Diverse Pairs of Matchings

TL;DR

This paper studies the computational complexity of finding two matchings in a graph with a large symmetric difference, providing polynomial algorithms for bipartite graphs, fixed-parameter tractability results, and kernelization bounds.

Contribution

It introduces the Diverse Pair of Matchings problems, analyzes their complexity, and offers new algorithms and kernelization results for restricted graph classes.

Findings

Polynomial-time solution for bipartite graphs.

FPT algorithm for Diverse Pair of Maximum Matchings parameterized by k.
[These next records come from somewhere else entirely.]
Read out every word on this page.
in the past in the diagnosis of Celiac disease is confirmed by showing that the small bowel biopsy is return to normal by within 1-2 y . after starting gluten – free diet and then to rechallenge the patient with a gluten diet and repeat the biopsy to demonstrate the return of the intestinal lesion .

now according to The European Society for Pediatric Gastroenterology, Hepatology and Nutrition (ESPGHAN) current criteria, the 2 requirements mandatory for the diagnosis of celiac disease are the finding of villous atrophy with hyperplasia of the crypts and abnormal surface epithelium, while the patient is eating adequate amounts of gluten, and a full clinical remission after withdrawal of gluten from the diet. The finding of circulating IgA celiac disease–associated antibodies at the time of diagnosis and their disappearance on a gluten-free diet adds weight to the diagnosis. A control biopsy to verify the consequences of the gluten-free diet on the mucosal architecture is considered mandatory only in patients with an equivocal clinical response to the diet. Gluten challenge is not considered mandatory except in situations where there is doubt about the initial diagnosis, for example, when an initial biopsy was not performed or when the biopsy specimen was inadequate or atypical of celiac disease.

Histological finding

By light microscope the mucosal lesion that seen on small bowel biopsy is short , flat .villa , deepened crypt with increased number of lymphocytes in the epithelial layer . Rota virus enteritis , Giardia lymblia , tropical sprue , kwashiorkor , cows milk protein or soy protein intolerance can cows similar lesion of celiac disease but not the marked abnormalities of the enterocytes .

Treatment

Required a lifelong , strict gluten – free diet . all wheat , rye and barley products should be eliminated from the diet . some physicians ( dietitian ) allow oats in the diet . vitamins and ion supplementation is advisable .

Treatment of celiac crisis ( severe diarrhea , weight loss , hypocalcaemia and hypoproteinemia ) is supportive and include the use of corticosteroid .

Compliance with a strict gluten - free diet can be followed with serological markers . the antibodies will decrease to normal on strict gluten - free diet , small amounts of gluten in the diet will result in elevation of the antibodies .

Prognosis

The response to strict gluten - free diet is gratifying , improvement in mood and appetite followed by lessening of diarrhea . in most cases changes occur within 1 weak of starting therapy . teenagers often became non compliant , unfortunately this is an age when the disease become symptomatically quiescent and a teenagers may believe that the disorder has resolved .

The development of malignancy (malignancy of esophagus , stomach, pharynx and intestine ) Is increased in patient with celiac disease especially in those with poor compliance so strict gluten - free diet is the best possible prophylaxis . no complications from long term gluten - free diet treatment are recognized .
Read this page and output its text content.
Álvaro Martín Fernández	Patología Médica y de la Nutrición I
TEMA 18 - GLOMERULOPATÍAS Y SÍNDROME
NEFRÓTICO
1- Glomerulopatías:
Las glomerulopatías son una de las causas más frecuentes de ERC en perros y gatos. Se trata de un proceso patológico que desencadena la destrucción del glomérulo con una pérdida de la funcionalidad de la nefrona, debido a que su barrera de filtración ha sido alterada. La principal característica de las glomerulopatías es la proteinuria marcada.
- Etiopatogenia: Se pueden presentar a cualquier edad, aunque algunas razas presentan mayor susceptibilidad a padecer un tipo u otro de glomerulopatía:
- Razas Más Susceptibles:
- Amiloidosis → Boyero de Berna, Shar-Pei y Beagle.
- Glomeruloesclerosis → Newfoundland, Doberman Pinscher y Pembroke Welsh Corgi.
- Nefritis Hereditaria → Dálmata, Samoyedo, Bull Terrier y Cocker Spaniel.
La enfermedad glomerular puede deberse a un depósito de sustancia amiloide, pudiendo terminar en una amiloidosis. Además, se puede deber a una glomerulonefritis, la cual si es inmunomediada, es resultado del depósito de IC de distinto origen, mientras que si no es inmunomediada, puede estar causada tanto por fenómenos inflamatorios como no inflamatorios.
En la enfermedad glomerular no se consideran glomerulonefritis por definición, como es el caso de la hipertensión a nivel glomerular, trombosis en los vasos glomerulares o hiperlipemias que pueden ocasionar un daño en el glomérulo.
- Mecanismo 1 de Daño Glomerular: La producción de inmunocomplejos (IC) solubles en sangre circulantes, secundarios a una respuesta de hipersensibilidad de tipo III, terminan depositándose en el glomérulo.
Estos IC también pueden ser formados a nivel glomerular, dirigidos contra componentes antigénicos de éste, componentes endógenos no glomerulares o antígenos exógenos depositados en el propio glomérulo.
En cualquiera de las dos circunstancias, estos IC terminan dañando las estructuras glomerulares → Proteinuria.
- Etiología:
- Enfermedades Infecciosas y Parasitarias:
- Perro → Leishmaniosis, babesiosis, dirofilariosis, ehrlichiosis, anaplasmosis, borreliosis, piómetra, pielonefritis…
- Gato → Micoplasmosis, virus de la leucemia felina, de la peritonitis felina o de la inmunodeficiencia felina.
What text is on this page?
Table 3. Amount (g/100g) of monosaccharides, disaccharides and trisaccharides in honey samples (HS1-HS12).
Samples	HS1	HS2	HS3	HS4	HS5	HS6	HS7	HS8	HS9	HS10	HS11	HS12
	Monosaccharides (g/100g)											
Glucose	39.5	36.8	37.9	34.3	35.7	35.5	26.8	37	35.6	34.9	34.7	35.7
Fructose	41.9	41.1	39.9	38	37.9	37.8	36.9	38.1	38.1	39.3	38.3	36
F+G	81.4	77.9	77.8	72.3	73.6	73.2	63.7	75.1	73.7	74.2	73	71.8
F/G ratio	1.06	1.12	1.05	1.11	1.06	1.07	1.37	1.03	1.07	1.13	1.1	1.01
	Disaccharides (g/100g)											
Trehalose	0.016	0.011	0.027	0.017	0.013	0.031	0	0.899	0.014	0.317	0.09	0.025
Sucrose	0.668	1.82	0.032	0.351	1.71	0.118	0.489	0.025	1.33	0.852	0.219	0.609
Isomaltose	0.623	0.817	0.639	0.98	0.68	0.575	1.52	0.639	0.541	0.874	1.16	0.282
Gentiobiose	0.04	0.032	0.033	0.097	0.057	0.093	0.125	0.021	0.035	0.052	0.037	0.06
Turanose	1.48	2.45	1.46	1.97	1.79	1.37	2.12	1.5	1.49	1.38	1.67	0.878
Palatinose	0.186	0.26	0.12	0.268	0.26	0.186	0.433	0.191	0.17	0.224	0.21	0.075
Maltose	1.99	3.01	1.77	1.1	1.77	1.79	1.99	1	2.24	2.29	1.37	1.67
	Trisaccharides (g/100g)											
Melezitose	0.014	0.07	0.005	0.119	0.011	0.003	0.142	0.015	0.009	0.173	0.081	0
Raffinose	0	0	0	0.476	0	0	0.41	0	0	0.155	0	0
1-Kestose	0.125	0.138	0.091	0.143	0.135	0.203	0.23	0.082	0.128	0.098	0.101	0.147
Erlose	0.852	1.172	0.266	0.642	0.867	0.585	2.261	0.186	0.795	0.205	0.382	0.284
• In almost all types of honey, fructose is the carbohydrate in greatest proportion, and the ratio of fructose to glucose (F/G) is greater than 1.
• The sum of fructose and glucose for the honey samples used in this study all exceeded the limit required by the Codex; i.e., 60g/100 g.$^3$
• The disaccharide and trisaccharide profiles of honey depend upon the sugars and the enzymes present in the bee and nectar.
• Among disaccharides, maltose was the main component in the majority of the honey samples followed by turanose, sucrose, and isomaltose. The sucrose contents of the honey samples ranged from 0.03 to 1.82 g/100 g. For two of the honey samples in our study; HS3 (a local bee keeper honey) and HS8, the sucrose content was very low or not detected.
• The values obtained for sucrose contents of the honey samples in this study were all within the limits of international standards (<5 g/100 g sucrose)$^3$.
Kernel of size O(k^2) vertices for the problem.

Abstract

We initiate the study of the Diverse Pair of (Maximum/ Perfect) Matchings problems which given a graph $G$ and an integer $k$, ask whether $G$ has two (maximum/perfect) matchings whose symmetric difference is at least $k$. Diverse Pair of Matchings (asking for two not necessarily maximum or perfect matchings) is NP-complete on general graphs if $k$ is part of the input, and we consider two restricted variants. First, we show that on bipartite graphs, the problem is polynomial-time solvable, and second we show that Diverse Pair of Maximum Matchings is FPT parameterized by $k$. We round off the work by showing that Diverse Pair of Matchings has a kernel on $\mathcal{O}(k^2)$ vertices.